Occupy Wall Street: After Zuccotti Park Occupation, Protesters Seek Shelter
Now that the occupation of Zuccotti Park has ended, where to put the occupiers?
As Occupy Wall Street transitions away from the Lower Manhattan encampment that was formerly its beating heart, organizers face the task of finding somewhere for the park's former inhabitants to stay. After the police swept away the tent village in a middle of the night raid, a judge ruled that protesters could return to the park but could not erect structures to shield them from the elements.
For now, several churches have been allowing Occupiers to spend the night. But that is widely viewed as a temporary solution, something attested to by a banner on the newly formed Housing working group's webpage that reads We are in desperate need of housing and transport.
A Housing Crisis
We have a housing crisis within our movement, said Zachary Kamel, a 25-year-old member of the working group. There are a lot of people that have nowhere to go at night that are expending energy to find a place to sleep instead of on the things the movement is really about.
Kamel estimated that on Monday night more than 100 people were provided shelter. He confirmed that Occupy Wall Street's General Assembly, its main decision-making body, had allocated money to help some of the churches offset the extra heating and electricity costs.
We are not paying rent, but we are subsidizing their charity, Kamel said.
The proposal to authorize the money spurred some debate, but supporters defend the decision to provide for Occupiers that were essential to the movement's tenacity and public visibility. Some of them gave up jobs or apartments.
A lot of people came down here and got arrested, risked injury, stayed here a long time, said John Penley, 60, also a member of the Housing working group. So if Occupy Wall Street has the money then they have a duty to help them out.
Housing Issue Discussion Includes Debate on Role of Holding Space in Movement
The Housing group is working for now to streamline the process by which they screen people to ensure they are somehow involved with the movement and then direct them to participating churches. But there is a larger debate percolating through Occupy Wall Street about how to find a long-term solution. The discussion remains in the informal stage, and ideas have have included reoccupying a public place, renting space and squatting in abandoned buildings or warehouses.
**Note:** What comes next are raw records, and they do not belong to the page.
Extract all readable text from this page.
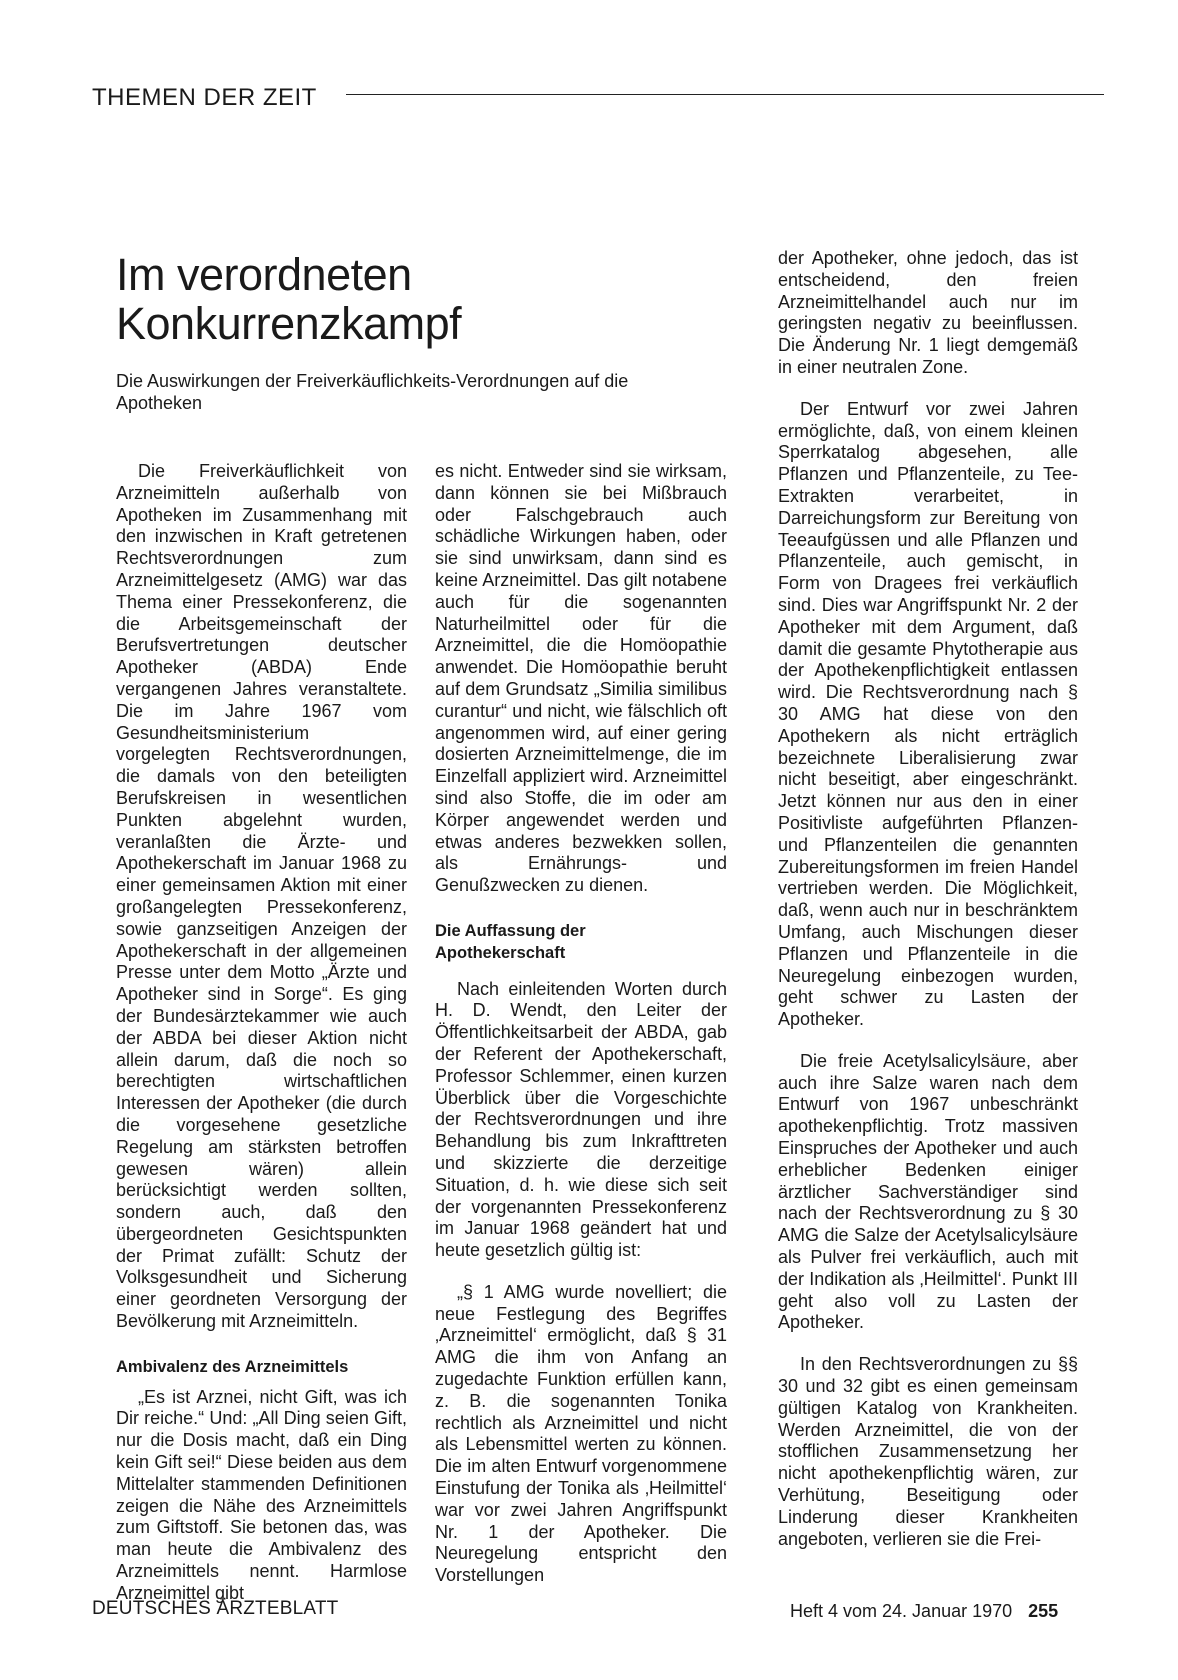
THEMEN DER ZEIT
Im verordneten
Konkurrenzkampf

Die Auswirkungen der Freiverkäuflichkeits-Verordnungen auf die Apotheken

Die Freiverkäuflichkeit von Arzneimitteln außerhalb von Apotheken im Zusammenhang mit den inzwischen in Kraft getretenen Rechtsverordnungen zum Arzneimittelgesetz (AMG) war das Thema einer Pressekonferenz, die die Arbeitsgemeinschaft der Berufsvertretungen deutscher Apotheker (ABDA) Ende vergangenen Jahres veranstaltete. Die im Jahre 1967 vom Gesundheitsministerium vorgelegten Rechtsverordnungen, die damals von den beteiligten Berufskreisen in wesentlichen Punkten abgelehnt wurden, veranlaßten die Ärzte- und Apothekerschaft im Januar 1968 zu einer gemeinsamen Aktion mit einer großangelegten Pressekonferenz, sowie ganzseitigen Anzeigen der Apothekerschaft in der allgemeinen Presse unter dem Motto „Ärzte und Apotheker sind in Sorge“. Es ging der Bundesärztekammer wie auch der ABDA bei dieser Aktion nicht allein darum, daß die noch so berechtigten wirtschaftlichen Interessen der Apotheker (die durch die vorgesehene gesetzliche Regelung am stärksten betroffen gewesen wären) allein berücksichtigt werden sollten, sondern auch, daß den übergeordneten Gesichtspunkten der Primat zufällt: Schutz der Volksgesundheit und Sicherung einer geordneten Versorgung der Bevölkerung mit Arzneimitteln.

Ambivalenz des Arzneimittels

„Es ist Arznei, nicht Gift, was ich Dir reiche.“ Und: „All Ding seien Gift, nur die Dosis macht, daß ein Ding kein Gift sei!“ Diese beiden aus dem Mittelalter stammenden Definitionen zeigen die Nähe des Arzneimittels zum Giftstoff. Sie betonen das, was man heute die Ambivalenz des Arzneimittels nennt. Harmlose Arzneimittel gibt

es nicht. Entweder sind sie wirksam, dann können sie bei Mißbrauch oder Falschgebrauch auch schädliche Wirkungen haben, oder sie sind unwirksam, dann sind es keine Arzneimittel. Das gilt notabene auch für die sogenannten Naturheilmittel oder für die Arzneimittel, die die Homöopathie anwendet. Die Homöopathie beruht auf dem Grundsatz „Similia similibus curantur“ und nicht, wie fälschlich oft angenommen wird, auf einer gering dosierten Arzneimittelmenge, die im Einzelfall appliziert wird. Arzneimittel sind also Stoffe, die im oder am Körper angewendet werden und etwas anderes bezwekken sollen, als Ernährungs- und Genußzwecken zu dienen.

Die Auffassung der Apothekerschaft

Nach einleitenden Worten durch H. D. Wendt, den Leiter der Öffentlichkeitsarbeit der ABDA, gab der Referent der Apothekerschaft, Professor Schlemmer, einen kurzen Überblick über die Vorgeschichte der Rechtsverordnungen und ihre Behandlung bis zum Inkrafttreten und skizzierte die derzeitige Situation, d. h. wie diese sich seit der vorgenannten Pressekonferenz im Januar 1968 geändert hat und heute gesetzlich gültig ist:

„§ 1 AMG wurde novelliert; die neue Festlegung des Begriffes ‚Arzneimittel‘ ermöglicht, daß § 31 AMG die ihm von Anfang an zugedachte Funktion erfüllen kann, z. B. die sogenannten Tonika rechtlich als Arzneimittel und nicht als Lebensmittel werten zu können. Die im alten Entwurf vorgenommene Einstufung der Tonika als ‚Heilmittel‘ war vor zwei Jahren Angriffspunkt Nr. 1 der Apotheker. Die Neuregelung entspricht den Vorstellungen

der Apotheker, ohne jedoch, das ist entscheidend, den freien Arzneimittelhandel auch nur im geringsten negativ zu beeinflussen. Die Änderung Nr. 1 liegt demgemäß in einer neutralen Zone.

Der Entwurf vor zwei Jahren ermöglichte, daß, von einem kleinen Sperrkatalog abgesehen, alle Pflanzen und Pflanzenteile, zu Tee-Extrakten verarbeitet, in Darreichungsform zur Bereitung von Teeaufgüssen und alle Pflanzen und Pflanzenteile, auch gemischt, in Form von Dragees frei verkäuflich sind. Dies war Angriffspunkt Nr. 2 der Apotheker mit dem Argument, daß damit die gesamte Phytotherapie aus der Apothekenpflichtigkeit entlassen wird. Die Rechtsverordnung nach § 30 AMG hat diese von den Apothekern als nicht erträglich bezeichnete Liberalisierung zwar nicht beseitigt, aber eingeschränkt. Jetzt können nur aus den in einer Positivliste aufgeführten Pflanzen- und Pflanzenteilen die genannten Zubereitungsformen im freien Handel vertrieben werden. Die Möglichkeit, daß, wenn auch nur in beschränktem Umfang, auch Mischungen dieser Pflanzen und Pflanzenteile in die Neuregelung einbezogen wurden, geht schwer zu Lasten der Apotheker.

Die freie Acetylsalicylsäure, aber auch ihre Salze waren nach dem Entwurf von 1967 unbeschränkt apothekenpflichtig. Trotz massiven Einspruches der Apotheker und auch erheblicher Bedenken einiger ärztlicher Sachverständiger sind nach der Rechtsverordnung zu § 30 AMG die Salze der Acetylsalicylsäure als Pulver frei verkäuflich, auch mit der Indikation als ‚Heilmittel‘. Punkt III geht also voll zu Lasten der Apotheker.

In den Rechtsverordnungen zu §§ 30 und 32 gibt es einen gemeinsam gültigen Katalog von Krankheiten. Werden Arzneimittel, die von der stofflichen Zusammensetzung her nicht apothekenpflichtig wären, zur Verhütung, Beseitigung oder Linderung dieser Krankheiten angeboten, verlieren sie die Frei-

DEUTSCHES ÄRZTEBLATT	Heft 4 vom 24. Januar 1970 255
It can be a contentious discussion, in part because some within the movement feel that it should evolve beyond its former focus on physically occupying a space. A small group of protesters initiated a hunger strike this weekend on a parcel of land owned by Trinity Church, hoping to win the church's permission to occupy the space. A slew of commenters on an online posting announcing the hunger strike faulted the approach.
Your doing it for space?!?!?!?! for space?!?!?!?! come on guys smarten up this isn't about space, occupying space is the vehicle not the destination.... one commenter wrote. Another commenter concurred, writing that the strike would overshadow the movement's other organizing efforts and mean its message of economic injustice would no doubt be buried in the immediate human story of three guys sitting on the concrete, wanting to take over Duarte Square.
The disagreement also illuminates a rift that opened, to vastly oversimplify the movement's dynamics, between those who actively participated in General Assemblies and those who lived in the park but did not engage in the direct democracy aspects. Michael Blas recently traveled to New York from Philadelphia, where he had lost his job and his fiancé after immersing himself fully in Occupy Philadelphia, and he said he saw similar fissures in both movements.
Blas, 27, has spent his time in New York conducting a survey of people who were displaced from Zuccotti Park, seeking ideas on how to establish a permanent place to stay. The Housing working group has taken up the same task.
Nobody said 'hey, you're not a democratic process person' when they were getting arrested, Blas said. Nobody said 'hey, you're not a democratic process person' when they were going on marches.